Just a few days ago, I strongly anticipated that I would spend the entirety of my first involvement fair from behind the tables enduring a burning nostalgia for my days as an eager first-year student. Instead, I found myself plagued with flashbacks to my own freshman year involvement fair—aka, the moment it all began.
Oh, but do not be mistaken! It does not refer to the joys of discovering a sense of belonging amongst my peers, but rather the mountain of Post-Its plastered throughout my planner reminding me of my countless to-dos and the numerous sleepless nights attempted in my quest to conquer them all.
Oh, yes, I remember it as though it were just a mere 366 days ago. Go Greek? Sure, having sisters sounds nice! Her Campus? Uh, obviously! Etiquette club? Why, it would be rude of me not to sign up! I must have written my email address down about 85 times, and I have a full inbox—and planner—to show for it.
Sure, you’ll get to network with people if you join a club here or there, and there’s nothing wrong with making some extra cash at a job, but people who claim that the friendships you develop in these organizations will last a lifetime clearly haven’t experienced the heartbreak that ensues following the devastating realization that you no longer have time to hang out with said friends because you are too busy dashing from meeting to meeting.
Speaking of meetings… I wish I could stick around to chat, but I just used the 15 minutes that I’ve allotted myself for dinner to write this article— I must depart, for I have exactly five minutes to take an online quiz while sprinting the 10-minute walk to my next meeting.
Remember, kids: Just say NO to clubs. Your circadian rhythm will thank you.
Author’s Note: Okay, I admit this article was satirical—to an extent. In fact, I am in no way against joining clubs, as evidenced by the feature I produced for my high school TV class titled “The Club is Right.”

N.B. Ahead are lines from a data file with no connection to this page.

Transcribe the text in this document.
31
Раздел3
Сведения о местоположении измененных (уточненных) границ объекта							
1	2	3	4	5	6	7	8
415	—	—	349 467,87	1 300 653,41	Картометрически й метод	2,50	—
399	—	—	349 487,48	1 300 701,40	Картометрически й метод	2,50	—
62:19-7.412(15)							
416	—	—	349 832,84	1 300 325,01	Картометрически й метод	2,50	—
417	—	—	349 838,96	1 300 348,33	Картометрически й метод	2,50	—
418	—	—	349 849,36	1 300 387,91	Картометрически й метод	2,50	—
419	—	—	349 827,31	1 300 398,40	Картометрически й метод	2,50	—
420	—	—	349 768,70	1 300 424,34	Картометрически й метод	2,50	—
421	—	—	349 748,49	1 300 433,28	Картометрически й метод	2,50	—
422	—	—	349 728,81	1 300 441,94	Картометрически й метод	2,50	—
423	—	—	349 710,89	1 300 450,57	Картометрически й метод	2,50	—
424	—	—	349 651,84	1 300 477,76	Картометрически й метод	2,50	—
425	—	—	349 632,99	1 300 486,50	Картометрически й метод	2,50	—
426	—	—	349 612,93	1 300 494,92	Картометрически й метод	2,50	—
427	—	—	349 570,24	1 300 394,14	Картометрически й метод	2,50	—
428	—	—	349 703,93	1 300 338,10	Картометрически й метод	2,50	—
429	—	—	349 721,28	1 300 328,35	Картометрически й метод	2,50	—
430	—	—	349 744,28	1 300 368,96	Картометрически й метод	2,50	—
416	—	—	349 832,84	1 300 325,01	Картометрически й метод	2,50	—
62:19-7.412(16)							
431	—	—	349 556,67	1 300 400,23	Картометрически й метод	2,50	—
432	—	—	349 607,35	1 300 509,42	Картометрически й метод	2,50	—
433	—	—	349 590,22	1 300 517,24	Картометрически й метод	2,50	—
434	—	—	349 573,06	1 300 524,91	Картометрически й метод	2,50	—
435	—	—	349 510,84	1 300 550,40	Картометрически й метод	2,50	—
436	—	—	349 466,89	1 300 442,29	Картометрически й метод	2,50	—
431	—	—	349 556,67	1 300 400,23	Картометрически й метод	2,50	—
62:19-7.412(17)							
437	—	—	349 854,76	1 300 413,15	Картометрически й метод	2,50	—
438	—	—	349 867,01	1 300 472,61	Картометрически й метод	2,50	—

What are you waiting for? Follow the advice of the Club Enthusiast and get involved. Go Greek, play a sport or join a club, but be mindful of the amount of time you are devoting to each of these organizations versus the amount of time you have left to eat, sleep and do homework. Building friendships and networking can be a productive way to break up the monotony of your homework routine, but trust me, it’s not worth sacrificing your sanity for the sake of your bogged-down résumé.